Sollen Politiker Probleme schonungslos aufarbeiten oder sich auf Lösungen orientieren?
Im Coaching geht es häufig darum, sich von der Vergangenheit und der Fixierung auf Probleme und deren Ursachen weg und hin zur Zukunft und zu Lösungen zu bewegen. Dieser Perspektivwechsel wird durch ebenso schöne wie einfache Fragen aus dem Werkzeugkasten der lösungsorientierten Kurzzeitberatung unterstützt. Die Wunderfrage („Stellen Sie sich vor, über Nacht geschieht ein Wunder und all Ihre Probleme sind gelöst. Was wird dann am Morgen anders sein?“) führt direkt in den Lösungsraum. Und Skalierungsfragen erleichtern die Arbeit an den kleinen Schritten zum Besseren.
In der Politik scheint es oft genau andersherum zu sein. Zumindest öffentlich reden Politiker, gerade wenn sie Probleme haben, gern über die Zukunft. Sie sagen: „Wir haben jetzt Tritt gefasst und werden die nächsten Aufgaben angehen.“ Oder sie reden von mangelhafter Kommunikation von an sich ehrenwerten Beschlüssen, die aber künftig besser werde, was sich bereits daran zeige, dass…“ Beinahe möchte ich diesem tatkräftigen Optimismus applaudieren, wüsste ich nicht aus Erfahrung, dass es sich oft um eine Flucht aus der Vergangenheit handelt, die nicht mit einem Lernprozess verbunden ist. Es unterbleibt der ehrliche Blick auf die vorhandenen Ressourcen, die in den Lösungsprozess eingebracht werden. Und es fehlt oft am Willen zur Veränderung.
Natürlich könnte man meinen, dass Politiker nur öffentlich so optimistisch sind, intern aber nicht die ehrliche Analyse scheuen. Das mag sein, andererseits gibt es aber auch innerhalb von Parteien und Fraktionen unterschiedliche Positionen und Interessen, die nicht aufgegeben werden, weil dadurch möglicherweise Machtverhältnisse infrage gestellt werden. Bei solchen Konstellationen stehen die Chancen schlecht, dass Klarheit und Ehrlichkeit im kleinen Kreis den öffentlich zur Schau gestellten Zweckoptimismus korrigieren. Aber sind Klarheit und Ehrlichkeit wirklich eine Chance? Die eine schonungslose Analyse von Fehlern fordern, verfolgen in der Politik oft auch eigene Interessen. Die Fehleranalyse wird so zum Machtspiel, bei dem die Einen schlecht und die anderen möglichst gut aussehen sollen.

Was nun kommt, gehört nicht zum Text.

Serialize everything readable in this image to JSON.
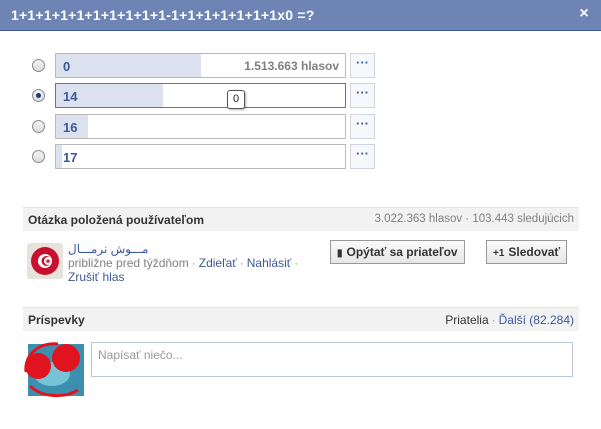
{
  "dialog": {
    "title": "1+1+1+1+1+1+1+1+1+1-1+1+1+1+1+1+1x0 =?",
    "close_glyph": "×"
  },
  "options": [
    {
      "label": "0",
      "votes": "1.513.663 hlasov",
      "share": 0.5,
      "checked": false
    },
    {
      "label": "14",
      "votes": "",
      "share": 0.37,
      "checked": true,
      "tooltip": "0"
    },
    {
      "label": "16",
      "votes": "",
      "share": 0.11,
      "checked": false
    },
    {
      "label": "17",
      "votes": "",
      "share": 0.02,
      "checked": false
    }
  ],
  "more_glyph": "···",
  "asked": {
    "label": "Otázka položená používateľom",
    "stats": "3.022.363 hlasov · 103.443 sledujúcich"
  },
  "author": {
    "name": "مـــوش نرمـــال",
    "time": "približne pred týždňom",
    "share_link": "Zdieľať",
    "report_link": "Nahlásiť",
    "cancel_vote_link": "Zrušiť hlas"
  },
  "buttons": {
    "ask_friends": "Opýtať sa priateľov",
    "follow": "Sledovať"
  },
  "posts": {
    "label": "Príspevky",
    "friends": "Priatelia",
    "more": "Ďalší (82.284)"
  },
  "comment": {
    "placeholder": "Napísať niečo..."
  },
  "colors": {
    "header": "#6d84b4",
    "link": "#3b5998",
    "bar_fill": "#dbe1ee"
  }
}
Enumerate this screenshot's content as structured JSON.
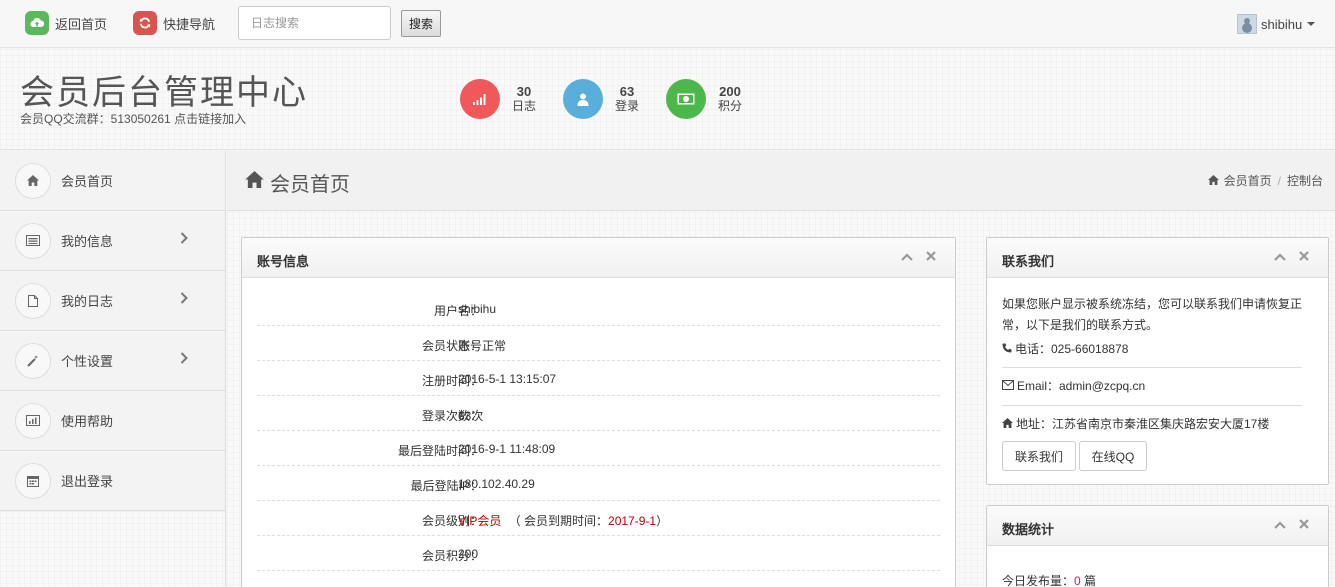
{
  "topbar": {
    "home_label": "返回首页",
    "nav_label": "快捷导航",
    "search_placeholder": "日志搜索",
    "search_button": "搜索",
    "username": "shibihu"
  },
  "header": {
    "title": "会员后台管理中心",
    "subtitle": "会员QQ交流群：513050261 点击链接加入",
    "stats": [
      {
        "value": "30",
        "label": "日志",
        "color": "#f0585a",
        "icon": "signal-icon"
      },
      {
        "value": "63",
        "label": "登录",
        "color": "#5aaedc",
        "icon": "user-icon"
      },
      {
        "value": "200",
        "label": "积分",
        "color": "#4cb84c",
        "icon": "money-icon"
      }
    ]
  },
  "sidebar": {
    "items": [
      {
        "label": "会员首页",
        "icon": "home-icon"
      },
      {
        "label": "我的信息",
        "icon": "list-icon"
      },
      {
        "label": "我的日志",
        "icon": "file-icon"
      },
      {
        "label": "个性设置",
        "icon": "magic-wand-icon"
      },
      {
        "label": "使用帮助",
        "icon": "chart-icon"
      },
      {
        "label": "退出登录",
        "icon": "calendar-icon"
      }
    ]
  },
  "page": {
    "title": "会员首页",
    "breadcrumb": [
      "会员首页",
      "控制台"
    ]
  },
  "account": {
    "title": "账号信息",
    "rows": [
      {
        "label": "用户名：",
        "value": "shibihu"
      },
      {
        "label": "会员状态：",
        "value": "账号正常"
      },
      {
        "label": "注册时间：",
        "value": "2016-5-1 13:15:07"
      },
      {
        "label": "登录次数：",
        "value": "63次"
      },
      {
        "label": "最后登陆时间：",
        "value": "2016-9-1 11:48:09"
      },
      {
        "label": "最后登陆IP：",
        "value": "180.102.40.29"
      },
      {
        "label": "会员级别：",
        "vip": "VIP会员",
        "expire_prefix": "（ 会员到期时间：",
        "expire_date": "2017-9-1",
        "expire_suffix": "）"
      },
      {
        "label": "会员积分：",
        "value": "200"
      }
    ]
  },
  "contact": {
    "title": "联系我们",
    "intro": "如果您账户显示被系统冻结，您可以联系我们申请恢复正常，以下是我们的联系方式。",
    "phone": "电话：025-66018878",
    "email": "Email：admin@zcpq.cn",
    "address": "地址：江苏省南京市秦淮区集庆路宏安大厦17楼",
    "btn_contact": "联系我们",
    "btn_qq": "在线QQ"
  },
  "stats_box": {
    "title": "数据统计",
    "today_label": "今日发布量：",
    "today_value": "0",
    "today_unit": "篇"
  },
  "colors": {
    "home_green": "#5cb85c",
    "nav_red": "#d9534f",
    "accent_red": "#c7254e"
  }
}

Vielleicht kann die Politik aus der lösungsorientierten Kurzzeitberatung lernen. Es ist aus der Erfahrung entstanden, dass die die Analyse eines Problems weniger zu seiner Lösung beiträgt als der Blick darauf, was bereits funktioniert. Hier werden Veränderungen dadurch bewirkt, dass Ressourcen im Ausnahmeverhalten entdeckt werden (Wann tritt das Problem nicht auf?), dass experimentiert wird und etwas anderes probiert wird, wenn ein Verhalten nicht funktioniert (Was noch können Sie tun?), dass kleine Schritte zum Besseren gegangen und bemerkt werden (Was können Sie morgen tun, um…?), dass in den Lösungsraum gesprungen wird (Was werden sie tun, wenn die aktuellen Probleme gelöst sind?), etc.
Diese Fragen könnten sich auch Politiker stellen: Welche Ressourcen zeigen sich in den Situationen, in denen wir stark sind? Welche kleinen Schritte können wir sofort umsetzen? Wie würden wir handeln, wenn wir nicht gerade Tagesprobleme lösen und ums Personal streiten müssten? An welchen Prinzipien würden wir dann unser Handeln ausrichten? Diese Fragen würden vergleichsweise einfache Antworten haben und vielleicht die Chance bieten, Schritt für Schritt besser zu werden und Vertrauen zurückzugewinnen.